Look here,
Argyl."
He touched a long, slender lever reaching from the flume to the bank
where they stood.
"When the sun comes up it is going to bring a new day for all of us,"
he continued, slowly. "A new day which, for me, you have made
possible. And just as the sun comes up will you put your hand to this
lever and press it down?"
She looked up at him quickly. "Oh," she cried, her hand clutching at
his arm, her voice quivering, "you mean--"

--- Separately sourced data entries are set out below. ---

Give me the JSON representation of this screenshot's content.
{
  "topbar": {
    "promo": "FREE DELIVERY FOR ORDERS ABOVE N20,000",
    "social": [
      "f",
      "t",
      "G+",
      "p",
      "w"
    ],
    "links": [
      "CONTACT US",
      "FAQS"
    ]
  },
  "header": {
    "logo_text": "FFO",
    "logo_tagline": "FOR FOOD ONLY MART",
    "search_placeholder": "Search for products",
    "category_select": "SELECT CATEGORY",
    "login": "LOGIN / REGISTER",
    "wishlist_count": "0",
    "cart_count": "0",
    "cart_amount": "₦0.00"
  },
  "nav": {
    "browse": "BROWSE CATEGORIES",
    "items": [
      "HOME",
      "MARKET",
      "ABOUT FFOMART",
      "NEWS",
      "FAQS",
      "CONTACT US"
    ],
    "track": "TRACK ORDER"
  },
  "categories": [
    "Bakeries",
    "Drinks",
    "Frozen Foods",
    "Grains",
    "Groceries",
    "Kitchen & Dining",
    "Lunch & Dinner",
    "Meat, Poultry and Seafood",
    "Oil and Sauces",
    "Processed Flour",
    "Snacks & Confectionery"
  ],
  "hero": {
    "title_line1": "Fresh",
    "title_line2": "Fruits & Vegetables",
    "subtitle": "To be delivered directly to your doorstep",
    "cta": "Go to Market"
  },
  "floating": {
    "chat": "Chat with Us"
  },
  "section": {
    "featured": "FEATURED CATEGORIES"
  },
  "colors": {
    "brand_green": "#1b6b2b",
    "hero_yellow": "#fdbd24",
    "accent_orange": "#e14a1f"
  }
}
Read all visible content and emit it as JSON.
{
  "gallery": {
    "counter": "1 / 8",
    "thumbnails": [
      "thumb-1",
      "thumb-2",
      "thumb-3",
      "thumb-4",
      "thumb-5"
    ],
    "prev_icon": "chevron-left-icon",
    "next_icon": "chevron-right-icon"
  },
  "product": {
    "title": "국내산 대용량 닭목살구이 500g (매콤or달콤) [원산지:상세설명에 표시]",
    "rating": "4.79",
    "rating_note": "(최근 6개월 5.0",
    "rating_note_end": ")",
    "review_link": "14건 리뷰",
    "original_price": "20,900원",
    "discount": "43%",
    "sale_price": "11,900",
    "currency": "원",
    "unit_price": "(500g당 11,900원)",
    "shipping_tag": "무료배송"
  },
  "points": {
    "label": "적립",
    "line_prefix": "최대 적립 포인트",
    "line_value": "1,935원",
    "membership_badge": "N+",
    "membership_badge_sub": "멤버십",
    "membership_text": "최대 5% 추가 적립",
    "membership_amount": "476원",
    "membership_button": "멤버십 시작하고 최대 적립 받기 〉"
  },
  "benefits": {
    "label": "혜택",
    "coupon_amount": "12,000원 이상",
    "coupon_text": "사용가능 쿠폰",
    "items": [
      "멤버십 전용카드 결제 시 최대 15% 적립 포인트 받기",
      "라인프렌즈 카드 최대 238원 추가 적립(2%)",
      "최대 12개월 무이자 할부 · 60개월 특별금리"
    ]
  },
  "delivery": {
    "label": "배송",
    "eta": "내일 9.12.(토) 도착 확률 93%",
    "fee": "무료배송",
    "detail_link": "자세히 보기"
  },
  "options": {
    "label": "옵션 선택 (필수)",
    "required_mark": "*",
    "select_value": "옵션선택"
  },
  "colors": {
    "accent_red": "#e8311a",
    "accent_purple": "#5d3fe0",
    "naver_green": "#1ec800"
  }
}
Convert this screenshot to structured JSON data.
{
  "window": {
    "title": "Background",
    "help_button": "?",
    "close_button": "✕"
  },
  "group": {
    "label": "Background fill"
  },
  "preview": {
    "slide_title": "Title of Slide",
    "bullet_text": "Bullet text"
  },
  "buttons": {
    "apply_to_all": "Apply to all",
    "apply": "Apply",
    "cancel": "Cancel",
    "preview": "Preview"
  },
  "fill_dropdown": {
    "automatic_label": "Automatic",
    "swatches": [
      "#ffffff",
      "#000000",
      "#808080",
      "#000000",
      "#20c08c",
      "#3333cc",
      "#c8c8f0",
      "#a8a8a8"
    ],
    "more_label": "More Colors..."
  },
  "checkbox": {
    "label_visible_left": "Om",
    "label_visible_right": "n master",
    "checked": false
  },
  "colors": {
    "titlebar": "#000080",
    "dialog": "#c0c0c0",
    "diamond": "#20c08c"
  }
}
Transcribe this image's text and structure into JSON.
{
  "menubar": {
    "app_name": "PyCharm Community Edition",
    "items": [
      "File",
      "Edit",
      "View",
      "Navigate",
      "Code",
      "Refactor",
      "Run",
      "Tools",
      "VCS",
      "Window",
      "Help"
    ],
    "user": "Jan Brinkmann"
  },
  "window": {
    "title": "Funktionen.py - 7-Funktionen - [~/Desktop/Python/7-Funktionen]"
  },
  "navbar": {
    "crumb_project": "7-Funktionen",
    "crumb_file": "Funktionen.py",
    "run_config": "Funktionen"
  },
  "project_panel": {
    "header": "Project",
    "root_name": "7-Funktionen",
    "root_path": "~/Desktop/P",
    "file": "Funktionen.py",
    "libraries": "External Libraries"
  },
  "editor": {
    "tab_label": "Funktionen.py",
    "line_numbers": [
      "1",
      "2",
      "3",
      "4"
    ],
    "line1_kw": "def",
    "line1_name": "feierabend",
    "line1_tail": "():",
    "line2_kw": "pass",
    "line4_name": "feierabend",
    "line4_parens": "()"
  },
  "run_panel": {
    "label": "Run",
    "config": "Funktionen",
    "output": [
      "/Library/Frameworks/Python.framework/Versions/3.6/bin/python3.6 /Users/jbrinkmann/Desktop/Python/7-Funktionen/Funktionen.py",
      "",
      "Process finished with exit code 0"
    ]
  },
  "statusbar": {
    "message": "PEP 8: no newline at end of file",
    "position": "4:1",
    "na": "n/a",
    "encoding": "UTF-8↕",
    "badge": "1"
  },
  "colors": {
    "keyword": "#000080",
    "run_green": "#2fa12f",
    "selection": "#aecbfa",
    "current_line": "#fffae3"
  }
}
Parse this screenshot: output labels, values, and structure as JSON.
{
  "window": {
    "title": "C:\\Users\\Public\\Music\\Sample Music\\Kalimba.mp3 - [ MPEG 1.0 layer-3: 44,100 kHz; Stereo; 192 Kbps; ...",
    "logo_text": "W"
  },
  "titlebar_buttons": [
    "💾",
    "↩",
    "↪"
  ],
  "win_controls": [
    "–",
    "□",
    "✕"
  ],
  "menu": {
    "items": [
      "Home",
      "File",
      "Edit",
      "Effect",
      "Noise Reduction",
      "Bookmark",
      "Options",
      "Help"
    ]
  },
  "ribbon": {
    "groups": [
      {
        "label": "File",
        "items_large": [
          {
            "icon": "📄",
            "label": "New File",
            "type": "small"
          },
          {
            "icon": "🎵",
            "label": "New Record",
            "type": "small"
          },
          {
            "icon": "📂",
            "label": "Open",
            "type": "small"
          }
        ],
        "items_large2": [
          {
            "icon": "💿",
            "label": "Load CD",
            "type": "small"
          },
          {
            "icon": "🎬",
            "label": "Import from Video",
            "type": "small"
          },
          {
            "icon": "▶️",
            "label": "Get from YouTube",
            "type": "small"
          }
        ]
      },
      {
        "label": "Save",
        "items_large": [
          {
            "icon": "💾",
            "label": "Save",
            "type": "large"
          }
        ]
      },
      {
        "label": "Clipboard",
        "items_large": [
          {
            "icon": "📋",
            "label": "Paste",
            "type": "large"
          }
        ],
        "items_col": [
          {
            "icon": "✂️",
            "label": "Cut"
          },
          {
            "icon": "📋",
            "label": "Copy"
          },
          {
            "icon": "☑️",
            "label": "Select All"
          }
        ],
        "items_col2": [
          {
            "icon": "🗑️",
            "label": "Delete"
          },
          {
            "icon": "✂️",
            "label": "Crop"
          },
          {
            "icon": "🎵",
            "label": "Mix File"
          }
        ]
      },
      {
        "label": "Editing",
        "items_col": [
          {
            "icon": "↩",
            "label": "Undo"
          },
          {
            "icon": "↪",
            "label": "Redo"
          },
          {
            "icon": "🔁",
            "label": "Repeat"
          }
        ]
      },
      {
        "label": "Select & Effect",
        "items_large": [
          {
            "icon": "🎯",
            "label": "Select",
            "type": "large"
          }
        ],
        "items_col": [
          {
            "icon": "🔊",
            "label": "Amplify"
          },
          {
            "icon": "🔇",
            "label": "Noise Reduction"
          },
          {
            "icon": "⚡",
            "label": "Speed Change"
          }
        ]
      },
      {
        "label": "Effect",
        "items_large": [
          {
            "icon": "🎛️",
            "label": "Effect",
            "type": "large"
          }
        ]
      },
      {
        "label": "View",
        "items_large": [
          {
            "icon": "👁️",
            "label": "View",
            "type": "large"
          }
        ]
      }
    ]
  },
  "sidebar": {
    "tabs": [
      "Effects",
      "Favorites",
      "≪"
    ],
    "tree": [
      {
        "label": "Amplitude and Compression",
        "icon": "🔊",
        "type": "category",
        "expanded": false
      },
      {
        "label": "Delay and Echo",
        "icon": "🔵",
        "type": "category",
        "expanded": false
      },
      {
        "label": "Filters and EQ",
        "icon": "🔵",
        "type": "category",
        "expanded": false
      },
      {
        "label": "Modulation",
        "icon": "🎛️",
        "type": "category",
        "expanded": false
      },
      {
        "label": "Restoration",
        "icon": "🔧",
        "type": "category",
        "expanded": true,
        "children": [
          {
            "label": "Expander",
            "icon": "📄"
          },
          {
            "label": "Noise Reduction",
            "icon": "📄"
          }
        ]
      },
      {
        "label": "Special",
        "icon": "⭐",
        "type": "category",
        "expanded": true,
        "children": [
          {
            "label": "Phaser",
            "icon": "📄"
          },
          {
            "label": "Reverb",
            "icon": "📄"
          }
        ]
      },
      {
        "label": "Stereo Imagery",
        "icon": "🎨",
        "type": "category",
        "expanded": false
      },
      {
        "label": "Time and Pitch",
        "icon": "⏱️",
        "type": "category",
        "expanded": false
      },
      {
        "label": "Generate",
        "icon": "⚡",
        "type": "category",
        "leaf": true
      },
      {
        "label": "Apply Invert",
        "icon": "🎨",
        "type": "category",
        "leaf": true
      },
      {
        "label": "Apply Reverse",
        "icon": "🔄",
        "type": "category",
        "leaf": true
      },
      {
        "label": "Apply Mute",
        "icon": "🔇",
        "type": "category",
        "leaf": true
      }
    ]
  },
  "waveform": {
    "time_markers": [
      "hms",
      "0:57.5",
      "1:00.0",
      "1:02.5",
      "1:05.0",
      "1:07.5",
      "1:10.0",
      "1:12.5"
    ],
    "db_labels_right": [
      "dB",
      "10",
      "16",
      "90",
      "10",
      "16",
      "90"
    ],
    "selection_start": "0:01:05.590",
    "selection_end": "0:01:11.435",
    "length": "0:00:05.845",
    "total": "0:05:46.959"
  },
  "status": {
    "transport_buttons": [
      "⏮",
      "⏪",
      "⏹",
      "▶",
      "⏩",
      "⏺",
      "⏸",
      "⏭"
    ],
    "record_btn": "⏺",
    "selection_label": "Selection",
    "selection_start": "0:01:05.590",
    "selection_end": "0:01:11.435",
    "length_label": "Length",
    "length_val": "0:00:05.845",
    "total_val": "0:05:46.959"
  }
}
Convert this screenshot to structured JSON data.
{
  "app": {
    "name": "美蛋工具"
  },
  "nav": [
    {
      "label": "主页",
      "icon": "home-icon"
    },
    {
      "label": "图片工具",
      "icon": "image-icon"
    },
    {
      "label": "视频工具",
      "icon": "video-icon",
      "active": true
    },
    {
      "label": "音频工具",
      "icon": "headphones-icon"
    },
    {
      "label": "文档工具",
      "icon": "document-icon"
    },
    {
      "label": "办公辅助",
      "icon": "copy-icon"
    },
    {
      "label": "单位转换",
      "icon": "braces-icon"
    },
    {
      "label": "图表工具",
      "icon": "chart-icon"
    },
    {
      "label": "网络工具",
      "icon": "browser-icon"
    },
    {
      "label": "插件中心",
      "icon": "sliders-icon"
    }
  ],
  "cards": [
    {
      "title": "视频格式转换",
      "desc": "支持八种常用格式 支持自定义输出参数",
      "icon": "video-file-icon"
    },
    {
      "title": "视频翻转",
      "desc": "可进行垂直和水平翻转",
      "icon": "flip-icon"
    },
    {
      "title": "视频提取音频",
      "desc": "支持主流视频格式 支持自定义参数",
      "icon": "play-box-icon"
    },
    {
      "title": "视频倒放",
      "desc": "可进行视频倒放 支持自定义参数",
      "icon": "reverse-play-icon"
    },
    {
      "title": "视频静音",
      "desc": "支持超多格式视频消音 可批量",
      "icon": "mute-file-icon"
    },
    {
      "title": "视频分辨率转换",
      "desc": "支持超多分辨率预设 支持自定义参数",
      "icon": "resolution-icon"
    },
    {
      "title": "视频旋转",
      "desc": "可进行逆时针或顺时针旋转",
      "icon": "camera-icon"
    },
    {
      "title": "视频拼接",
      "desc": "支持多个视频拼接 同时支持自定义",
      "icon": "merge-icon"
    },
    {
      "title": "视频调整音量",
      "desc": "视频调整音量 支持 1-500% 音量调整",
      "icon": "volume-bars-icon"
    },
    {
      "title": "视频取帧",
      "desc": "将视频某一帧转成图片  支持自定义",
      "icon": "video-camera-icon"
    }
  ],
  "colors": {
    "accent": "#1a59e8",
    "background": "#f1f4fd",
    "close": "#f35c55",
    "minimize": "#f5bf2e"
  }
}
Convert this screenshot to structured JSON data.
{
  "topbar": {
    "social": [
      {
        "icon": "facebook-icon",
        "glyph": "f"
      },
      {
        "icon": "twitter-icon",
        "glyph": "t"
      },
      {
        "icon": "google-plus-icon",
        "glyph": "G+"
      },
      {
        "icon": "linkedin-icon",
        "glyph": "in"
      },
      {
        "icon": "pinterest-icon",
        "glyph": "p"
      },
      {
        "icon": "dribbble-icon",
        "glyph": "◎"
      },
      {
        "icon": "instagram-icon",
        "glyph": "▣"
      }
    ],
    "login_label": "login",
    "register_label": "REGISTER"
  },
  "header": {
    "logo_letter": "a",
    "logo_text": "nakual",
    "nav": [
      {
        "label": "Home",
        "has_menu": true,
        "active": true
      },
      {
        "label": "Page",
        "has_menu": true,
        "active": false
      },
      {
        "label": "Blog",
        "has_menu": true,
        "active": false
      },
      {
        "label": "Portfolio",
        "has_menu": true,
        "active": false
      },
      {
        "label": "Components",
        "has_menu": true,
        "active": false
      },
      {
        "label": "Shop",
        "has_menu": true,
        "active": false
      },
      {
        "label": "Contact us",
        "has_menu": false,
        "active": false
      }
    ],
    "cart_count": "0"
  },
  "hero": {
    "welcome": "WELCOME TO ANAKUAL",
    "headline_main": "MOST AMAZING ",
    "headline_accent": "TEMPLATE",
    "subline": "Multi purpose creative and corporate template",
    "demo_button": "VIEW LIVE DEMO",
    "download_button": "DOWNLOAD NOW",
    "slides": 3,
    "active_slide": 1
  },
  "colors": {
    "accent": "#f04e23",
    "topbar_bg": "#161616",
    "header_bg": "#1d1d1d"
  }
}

He laughed happily. "I mean that when you press that lever it will
throw open the water-gates. I mean that it will be your hand which
turns the first mad current down into the flume. I mean that it will
be you, Argyl, who actually sends the first water to reclaim
Rattlesnake Valley. Are you glad, Argyl?"
If Argyl was glad, she did not say so. For a moment she stood with her
face in her two hands, sobbing. And then, laughing softly, the tears
upon her cheeks catching fire from the first rays of the rising sun,
she lifted her face to Greek Conniston's, and, drawing his face down,
kissed him.
The new day had leaped out at them, whipping the last shreds of misty
darkness from the face of the earth. Down yonder, below them upon the
slope of the hills, they saw the Lark and his hundred men preparing
for breakfast. Only in the bed of Deep Creek alone, below the dam
where a trickle of water ran thread-like, was there any shadow.